| Les
racines de la phytothérapie. |
Le
premier texte jamais écrit sur la médecine par les
plantes est en argile. Il regroupe une série de tablettes
gravées en caractères cunéiformes et ses auteurs,
les Sumériens, le rédigèrent il y a quelque
3000 ans avant J-C. Ainsi commence l’histoire officielle de
la Phytothérapie, bien que l’on sache qu’en réalité,
l’homme utilisa très tôt les plantes tout autant
pour se nourrir que pour se soigner. Depuis, des savants de la Haute
Egypte aux druides mythiques de nos forêts gauloises, des
médecins chinois d’il y a 5 millénaires aux
grand scientifiques du 18ème siècle, l’homme
n’a cessé de poursuivre sa quête vers la connaissance
des plantes, leurs secrets et leurs vertus bénéfiques.
Aujourd’hui, les progrès de la science sont tels que
de nouveaux horizons s’ouvrent pour la Phytothérapie.

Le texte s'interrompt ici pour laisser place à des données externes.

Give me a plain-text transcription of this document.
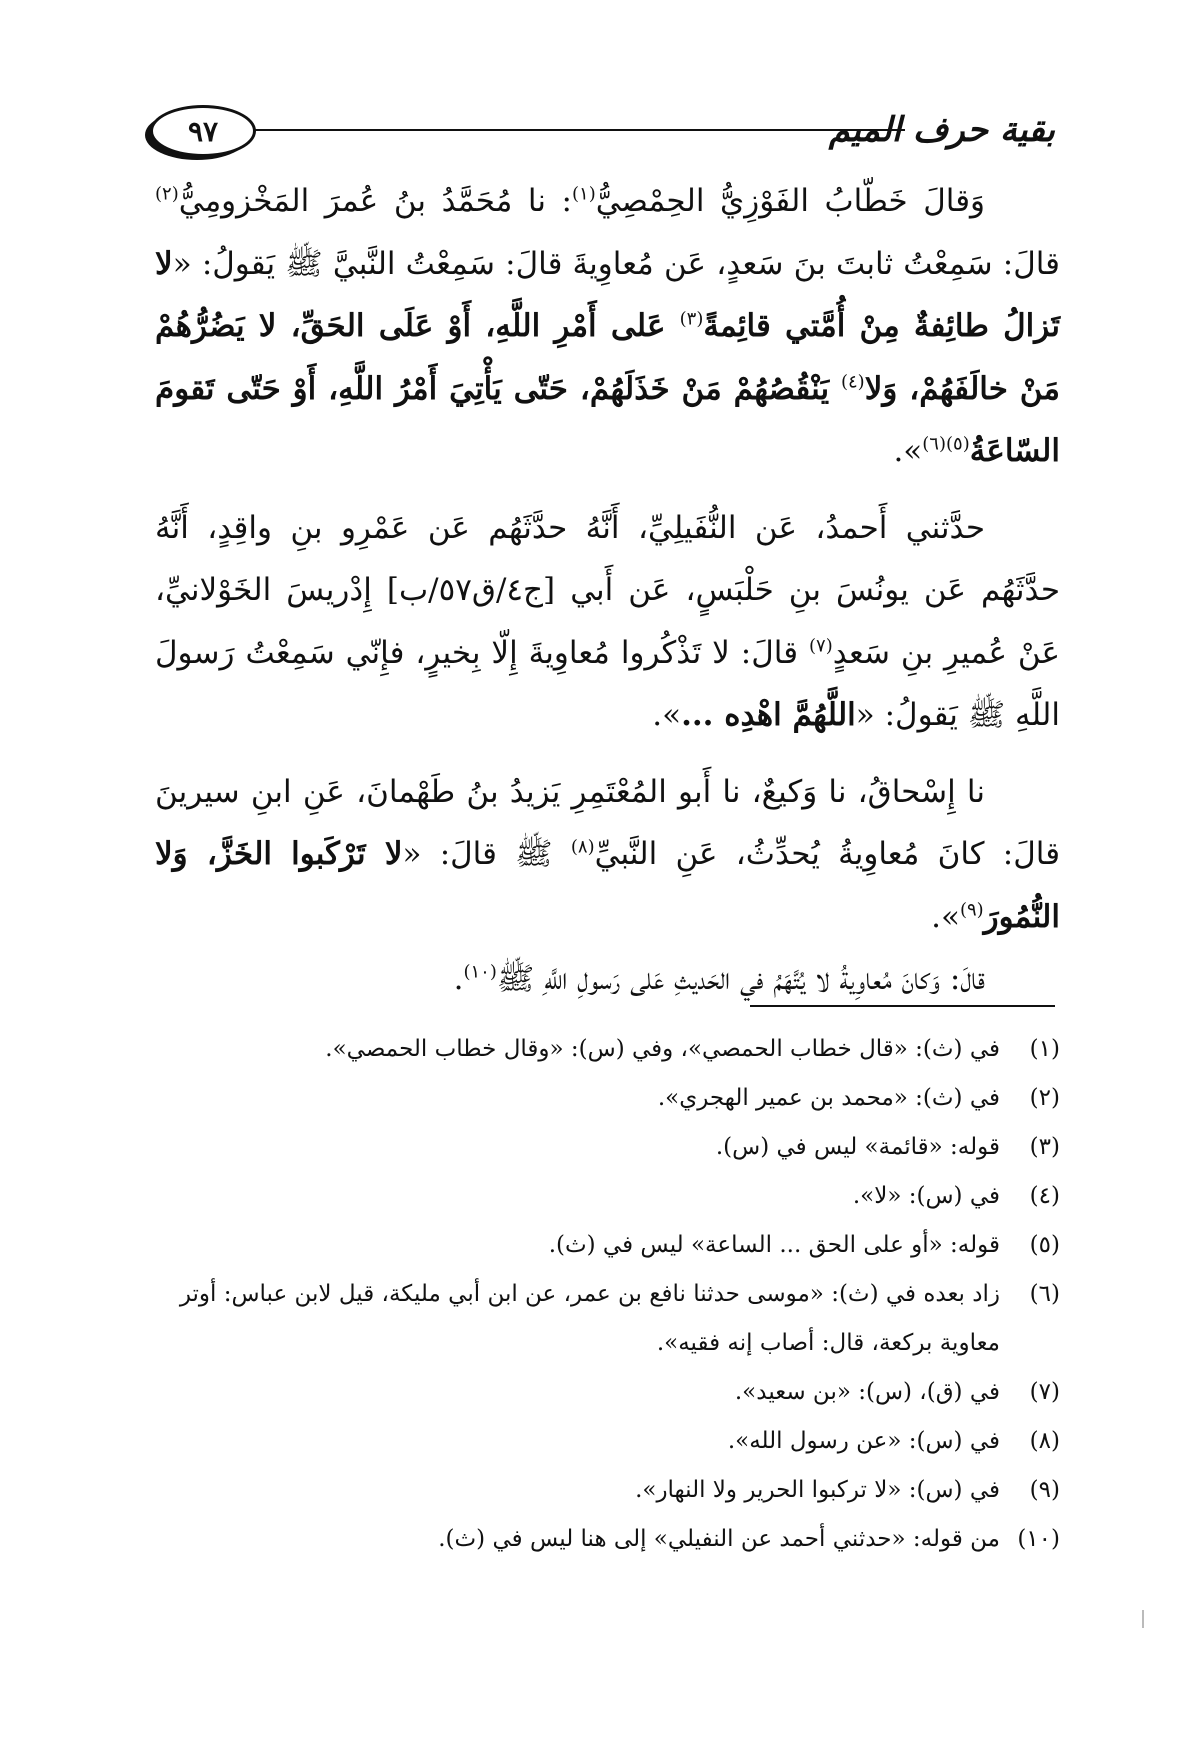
بقية حرف الميم
٩٧

وَقالَ خَطّابُ الفَوْزِيُّ الحِمْصِيُّ$^{(١)}$: نا مُحَمَّدُ بنُ عُمرَ المَخْزومِيُّ$^{(٢)}$ قالَ: سَمِعْتُ ثابتَ بنَ سَعدٍ، عَن مُعاوِيةَ قالَ: سَمِعْتُ النَّبيَّ ﷺ يَقولُ: «لا تَزالُ طائِفةٌ مِنْ أُمَّتي قائِمةً$^{(٣)}$ عَلى أَمْرِ اللَّهِ، أَوْ عَلَى الحَقِّ، لا يَضُرُّهُمْ مَنْ خالَفَهُمْ، وَلا$^{(٤)}$ يَنْقُصُهُمْ مَنْ خَذَلَهُمْ، حَتّى يَأْتِيَ أَمْرُ اللَّهِ، أَوْ حَتّى تَقومَ السّاعَةُ$^{(٥)(٦)}$».

حدَّثني أَحمدُ، عَن النُّفَيلِيِّ، أَنَّهُ حدَّثَهُم عَن عَمْرِو بنِ واقِدٍ، أَنَّهُ حدَّثَهُم عَن يونُسَ بنِ حَلْبَسٍ، عَن أَبي [ج٤/ق٥٧/ب] إِدْريسَ الخَوْلانيِّ، عَنْ عُميرِ بنِ سَعدٍ$^{(٧)}$ قالَ: لا تَذْكُروا مُعاوِيةَ إِلّا بِخيرٍ، فإِنّي سَمِعْتُ رَسولَ اللَّهِ ﷺ يَقولُ: «اللَّهُمَّ اهْدِه ...».

نا إِسْحاقُ، نا وَكيعٌ، نا أَبو المُعْتَمِرِ يَزيدُ بنُ طَهْمانَ، عَنِ ابنِ سيرينَ قالَ: كانَ مُعاوِيةُ يُحدِّثُ، عَنِ النَّبيِّ$^{(٨)}$ ﷺ قالَ: «لا تَرْكَبوا الخَزَّ، وَلا النُّمُورَ$^{(٩)}$».

قالَ: وَكانَ مُعاوِيةُ لا يُتَّهَمُ في الحَديثِ عَلى رَسولِ اللَّهِ ﷺ$^{(١٠)}$.

(١)
في (ث): «قال خطاب الحمصي»، وفي (س): «وقال خطاب الحمصي».
(٢)
في (ث): «محمد بن عمير الهجري».
(٣)
قوله: «قائمة» ليس في (س).
(٤)
في (س): «لا».
(٥)
قوله: «أو على الحق ... الساعة» ليس في (ث).
(٦)
زاد بعده في (ث): «موسى حدثنا نافع بن عمر، عن ابن أبي مليكة، قيل لابن عباس: أوتر معاوية بركعة، قال: أصاب إنه فقيه».
(٧)
في (ق)، (س): «بن سعيد».
(٨)
في (س): «عن رسول الله».
(٩)
في (س): «لا تركبوا الحرير ولا النهار».
(١٠)
من قوله: «حدثني أحمد عن النفيلي» إلى هنا ليس في (ث).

Nouvelles méthodes scientifiques de pointe pour connaître
les principes actifs des plantes, découverte de nouvelles
propriétés, nouvelles formes d’utilisation plus
pratiques, conçues pour s’adapter aux besoins de la
vie actuelle. Désormais, les remèdes sont devenus
d’authentiques médicaments et l’empirisme ancestral
ont fait place à la science du XXIème siècle.
On
oppose souvent les médicaments « classiques »,
« chimiques » à la Phytothérapie. Il y
a pourtant une place pour chacune d’elle dans l’arsenal
thérapeutique dont nous disposons aujourd’hui. S’il
est vrai que la pharmacie « classique » a occupé
pendant près d’un siècle le devant de la scène,
du fait des excellents résultats qu’elle a permis d’obtenir
dans de nombreux domaines, elle a pourtant peu à peu laissé
apparaître des effets secondaires indésirables, parfois
même néfaste qui incitent aujourd’hui à
la prudence. Voilà pourquoi, nous pourrions parler de deux
types de médicaments. Les médicaments « de maladie
» dont l’action rapide et puissante doit aider à
guérir d’une forte affection momentanée et les
médicaments « de santé », fruits de la
Phytothérapie. Leur rôle : proposer des traitements
de fond dont l’action plus douce vous aidera à prévenir
les maladies et à traiter des problèmes chroniques
tels que l’Arthrose ou l’insomnie, par exemple. Pour
cela, la Phytothérapie agit en profondeur, sans agresser
l’organisme et en stimulant ses défenses plutôt
que de se substituer à elles. Résultat : une action
plus efficace, durable et surtout dépourvue d’effets
secondaires.
Si
la médecine par les plantes connaît un engouement extraordinaire
à travers le monde, il est impossible de ne voir là
qu’un phénomène de mode. Bien sûr, notre
époque est profondément marquée par la recherche
d’une vie plus saine, d’un retour à la nature,
aux valeurs essentielles. Mais le succès de la Phytothérapie
s’explique avant tout par le niveau de maîtrise technique
et scientifique que l’on atteint désormais dans ce
domaine. L’agronomie, la chimie, la pharmacologie ont permis,
en progressant, de mettre au point des formules thérapeutiques
plus sûres, plus adaptées, plus efficaces. Par son
action en douceur et en profondeur, la Phytothérapie apparaît
d’autre part comme la réponse idéale aux «
maladies du siècle » qui caractérisent nos sociétés,
comme le stress, la perte du sommeil ou la prise de poids.
C’est
en 1986 que la Phytothérapie a été officiellement
reconnue par le ministère de la santé comme une médecine
à part entière, la science ayant pu analyser avec
précision les principes actifs majeurs contenus dans les
plantes et faire définitivement la preuve de leur efficacité
réelle à travers de nombreuses études cliniques.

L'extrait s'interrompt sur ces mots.